La clope enfume les plus précaires
Selon une étude, les personnes défavorisées et peu diplômées peinent à arrêter la cigarette
La cigarette fait encore un tabac en France. Ce mercredi, à l’occasion de la Journée mondiale sans tabac, associations et spécialistes réitèrent les discours de prévention et rappellent les ravages de cette drogue. Un message qui semble passer… mais dans certains milieux seulement. Un rapport publié mardi par Santé publique France dévoile que les personnes les moins diplômées et les plus défavorisées fument davantage que les Français plus aisés. Et pourtant, avec un paquet autour de 7 €, on pourrait imaginer l’inverse... Le Baromètre santé 2016 révèle que plus on est pauvre, plus on a de risques de fumer. Ainsi, entre 2010 et 2016, « la prévalence du tabagisme quotidien a augmenté de 35,2 % à 37,5 % parmi les personnes aux revenus de la tranche la plus basse. A l’inverse, elle est passée de 23,5 à 20,9 % parmi les personnes aux revenus de la tranche la plus haute. » Même constat si l’on regarde le niveau de diplôme… « On trouve davantage de fumeurs réguliers et de gros fumeurs dans les milieux défavorisés, complète Patrick Peretti-Watel, sociologue à l’Inserm. Et cet écart se creuse encore parce que les cadres arrêtent plus facilement de fumer que les personnes précaires. »
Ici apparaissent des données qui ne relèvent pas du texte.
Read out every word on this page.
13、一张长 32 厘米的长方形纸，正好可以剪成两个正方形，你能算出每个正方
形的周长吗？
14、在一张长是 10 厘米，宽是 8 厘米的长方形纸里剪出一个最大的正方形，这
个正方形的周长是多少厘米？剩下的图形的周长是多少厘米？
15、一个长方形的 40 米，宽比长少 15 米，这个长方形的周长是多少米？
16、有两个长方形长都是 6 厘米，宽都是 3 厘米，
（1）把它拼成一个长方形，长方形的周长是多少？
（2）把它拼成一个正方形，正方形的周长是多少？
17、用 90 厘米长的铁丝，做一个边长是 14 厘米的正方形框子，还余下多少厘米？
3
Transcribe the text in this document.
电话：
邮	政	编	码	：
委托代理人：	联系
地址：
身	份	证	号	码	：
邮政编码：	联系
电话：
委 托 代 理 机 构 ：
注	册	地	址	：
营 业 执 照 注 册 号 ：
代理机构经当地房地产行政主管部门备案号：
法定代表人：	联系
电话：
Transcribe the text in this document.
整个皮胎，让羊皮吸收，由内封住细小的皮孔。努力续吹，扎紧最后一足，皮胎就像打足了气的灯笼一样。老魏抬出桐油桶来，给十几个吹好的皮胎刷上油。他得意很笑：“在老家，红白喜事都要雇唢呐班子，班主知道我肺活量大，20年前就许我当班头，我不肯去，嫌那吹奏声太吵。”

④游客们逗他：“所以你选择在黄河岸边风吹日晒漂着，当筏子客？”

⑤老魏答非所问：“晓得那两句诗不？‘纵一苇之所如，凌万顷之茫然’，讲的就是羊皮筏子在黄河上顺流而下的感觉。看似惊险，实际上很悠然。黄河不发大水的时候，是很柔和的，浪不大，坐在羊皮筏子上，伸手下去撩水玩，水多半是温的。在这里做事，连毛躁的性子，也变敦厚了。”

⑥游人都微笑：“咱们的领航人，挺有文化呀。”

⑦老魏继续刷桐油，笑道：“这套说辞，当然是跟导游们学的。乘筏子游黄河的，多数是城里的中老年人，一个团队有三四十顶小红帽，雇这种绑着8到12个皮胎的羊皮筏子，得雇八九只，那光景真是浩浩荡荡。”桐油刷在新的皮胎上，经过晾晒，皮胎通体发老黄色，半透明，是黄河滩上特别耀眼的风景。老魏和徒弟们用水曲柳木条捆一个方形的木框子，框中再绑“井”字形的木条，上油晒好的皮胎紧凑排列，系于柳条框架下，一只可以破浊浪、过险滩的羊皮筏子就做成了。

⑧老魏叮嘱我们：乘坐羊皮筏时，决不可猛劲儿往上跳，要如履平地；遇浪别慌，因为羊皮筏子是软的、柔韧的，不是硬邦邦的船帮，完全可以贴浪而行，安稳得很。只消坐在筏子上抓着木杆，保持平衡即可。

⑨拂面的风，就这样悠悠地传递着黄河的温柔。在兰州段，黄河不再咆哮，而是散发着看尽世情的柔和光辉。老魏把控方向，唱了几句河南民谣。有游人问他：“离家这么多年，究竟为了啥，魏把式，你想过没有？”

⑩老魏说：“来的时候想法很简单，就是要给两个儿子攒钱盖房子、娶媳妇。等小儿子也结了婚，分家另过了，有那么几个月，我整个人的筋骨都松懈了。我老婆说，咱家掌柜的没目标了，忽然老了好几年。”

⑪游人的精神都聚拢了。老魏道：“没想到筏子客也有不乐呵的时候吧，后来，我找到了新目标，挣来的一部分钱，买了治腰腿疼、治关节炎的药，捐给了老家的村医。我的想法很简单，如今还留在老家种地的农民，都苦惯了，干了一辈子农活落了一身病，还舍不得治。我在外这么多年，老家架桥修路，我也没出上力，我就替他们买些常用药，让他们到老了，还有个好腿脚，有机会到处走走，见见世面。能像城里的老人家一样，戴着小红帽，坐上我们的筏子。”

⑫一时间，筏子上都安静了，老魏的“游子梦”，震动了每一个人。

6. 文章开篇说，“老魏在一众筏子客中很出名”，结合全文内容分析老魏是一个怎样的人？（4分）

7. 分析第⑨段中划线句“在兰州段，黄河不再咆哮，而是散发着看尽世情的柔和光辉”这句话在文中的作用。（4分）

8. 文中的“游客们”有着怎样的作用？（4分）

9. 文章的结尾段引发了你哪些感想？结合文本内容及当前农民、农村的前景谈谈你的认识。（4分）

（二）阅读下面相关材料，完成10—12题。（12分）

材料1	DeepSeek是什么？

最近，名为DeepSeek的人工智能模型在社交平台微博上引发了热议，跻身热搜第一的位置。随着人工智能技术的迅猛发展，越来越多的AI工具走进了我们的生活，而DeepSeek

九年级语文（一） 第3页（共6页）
Difficile de penser à l’avenir
Les personnes isolées, sans emploi, peu connectées, reçoivent sans doute moins les messages de prévention. Même quand elles ont accès à cette information, certaines tombent dans une « méfiance à l’égard des messages de prévention » et « un déni du risque », deux facteurs avancés par ce rapport pour expliquer ce fossé. « Les campagnes de prévention s’appuient sur des chiffres pas forcément simples à comprendre quand on n’a pas le niveau scolaire, analyse le chercheur auteur de La Cigarette du pauvre. Plus on est marginalisé, plus on se méfie des discours politiques et sanitaires. » L’incapacité à se projeter dans l’avenir est aussi l’un des facteurs qui contribuent au succès de la petite clope. « Quand on vit au jour le jour, savoir que le tabac est mauvais dans un ou dix ans, on s’en fout ! » renchérit Bertrand Dautzenberg, pneumologue. « Il y a un attachement culturel historique du milieu ouvrier, reprend le sociologue. Pour beaucoup, le tabac est encore perçu comme un loisir des classes populaires. » Et les idées reçues sur le mégot sont tenaces. « Beaucoup de personnes, notamment dans les milieux défavorisés, pensent que les patchs et les cigarettes électroniques sont dangereuses pour la santé », regrette le Pr Dautzenberg.